22-letni David Hyde dla swoich marzeń zrobi wszystko. Z Nowej Zelandii przyleciał do Szwajcarii, by odbyć staż w placówce ONZ w Genewie. Tutaj spotkała go jednak niemiła niespodzianka. Ceny wynajmu mieszkań okazały się na tyle wysokie, że mężczyzna zmuszony jest rezydować w namiocie.

Nowozelandczyk rozłożył swój namiot tuż nad jeziorem genewskim. Mieszkanie w takim niecodziennym "apartamencie" nie przeszkadza 22-latkowi w tym, by każdego dnia zjawiać się w siedzibie ONZ ubranym w czysty garnitur. Będzie musiał tak żyć jeszcze przez 6 miesięcy, bo tyle właśnie trwa bezpłatny staż w Organizacji Narodów Zjednoczonych.

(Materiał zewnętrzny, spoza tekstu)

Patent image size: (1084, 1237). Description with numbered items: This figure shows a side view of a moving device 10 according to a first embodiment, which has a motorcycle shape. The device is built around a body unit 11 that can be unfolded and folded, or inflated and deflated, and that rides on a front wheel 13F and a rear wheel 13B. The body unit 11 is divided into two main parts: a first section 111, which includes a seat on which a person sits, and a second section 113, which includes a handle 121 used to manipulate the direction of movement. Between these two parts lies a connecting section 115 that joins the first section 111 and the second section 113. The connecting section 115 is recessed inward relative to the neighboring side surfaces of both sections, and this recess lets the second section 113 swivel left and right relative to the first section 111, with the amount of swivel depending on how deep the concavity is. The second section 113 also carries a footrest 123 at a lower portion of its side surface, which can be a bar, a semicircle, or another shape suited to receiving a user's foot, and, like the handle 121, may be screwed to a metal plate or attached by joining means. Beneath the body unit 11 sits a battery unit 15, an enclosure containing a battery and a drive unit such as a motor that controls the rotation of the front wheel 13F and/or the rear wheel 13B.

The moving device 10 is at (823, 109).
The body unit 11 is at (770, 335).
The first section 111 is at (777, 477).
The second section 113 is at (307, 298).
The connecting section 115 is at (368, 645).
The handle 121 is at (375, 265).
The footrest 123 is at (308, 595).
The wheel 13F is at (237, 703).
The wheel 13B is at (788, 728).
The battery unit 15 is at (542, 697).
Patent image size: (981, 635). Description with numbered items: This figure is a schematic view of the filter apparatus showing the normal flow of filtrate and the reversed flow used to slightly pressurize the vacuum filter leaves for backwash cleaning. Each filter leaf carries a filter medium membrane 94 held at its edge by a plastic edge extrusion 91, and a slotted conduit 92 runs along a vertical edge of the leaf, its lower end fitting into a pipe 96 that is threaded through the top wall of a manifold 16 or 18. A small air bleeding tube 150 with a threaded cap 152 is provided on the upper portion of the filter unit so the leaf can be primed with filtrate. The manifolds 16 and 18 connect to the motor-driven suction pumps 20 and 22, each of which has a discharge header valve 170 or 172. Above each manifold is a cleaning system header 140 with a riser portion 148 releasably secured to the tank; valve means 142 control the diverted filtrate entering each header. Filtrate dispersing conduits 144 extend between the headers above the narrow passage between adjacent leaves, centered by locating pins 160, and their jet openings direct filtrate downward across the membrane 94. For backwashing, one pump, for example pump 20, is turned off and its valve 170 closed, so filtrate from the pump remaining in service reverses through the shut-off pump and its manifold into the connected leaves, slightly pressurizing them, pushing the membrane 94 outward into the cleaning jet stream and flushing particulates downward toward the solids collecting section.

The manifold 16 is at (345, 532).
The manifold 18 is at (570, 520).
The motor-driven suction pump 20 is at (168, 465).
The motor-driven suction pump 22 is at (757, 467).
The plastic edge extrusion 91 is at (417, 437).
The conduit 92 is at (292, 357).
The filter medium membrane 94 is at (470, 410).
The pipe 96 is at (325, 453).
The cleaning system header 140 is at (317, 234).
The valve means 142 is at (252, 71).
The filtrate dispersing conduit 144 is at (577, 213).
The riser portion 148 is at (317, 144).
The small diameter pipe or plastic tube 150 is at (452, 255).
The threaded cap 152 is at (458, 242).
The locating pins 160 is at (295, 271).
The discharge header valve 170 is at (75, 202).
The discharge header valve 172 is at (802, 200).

Matka mężczyzny o całej sprawie dowiedziała się z internetu. Teraz stara się zebrać wśród rodziny jakieś pieniądze, by wesprzeć syna, jednak przeczuwa, że ten nie przyjmie żadnej pomocy. Mam nadzieje, że je dobrze i jest mu ciepło. Przynajmniej jest lato - mówi zmartwiona rodzicielka.

Aktualnie placówka ONZ w Genewie zatrudnia ponad 160 stażystów. Większość z nich odbywa praktykę nieodpłatnie.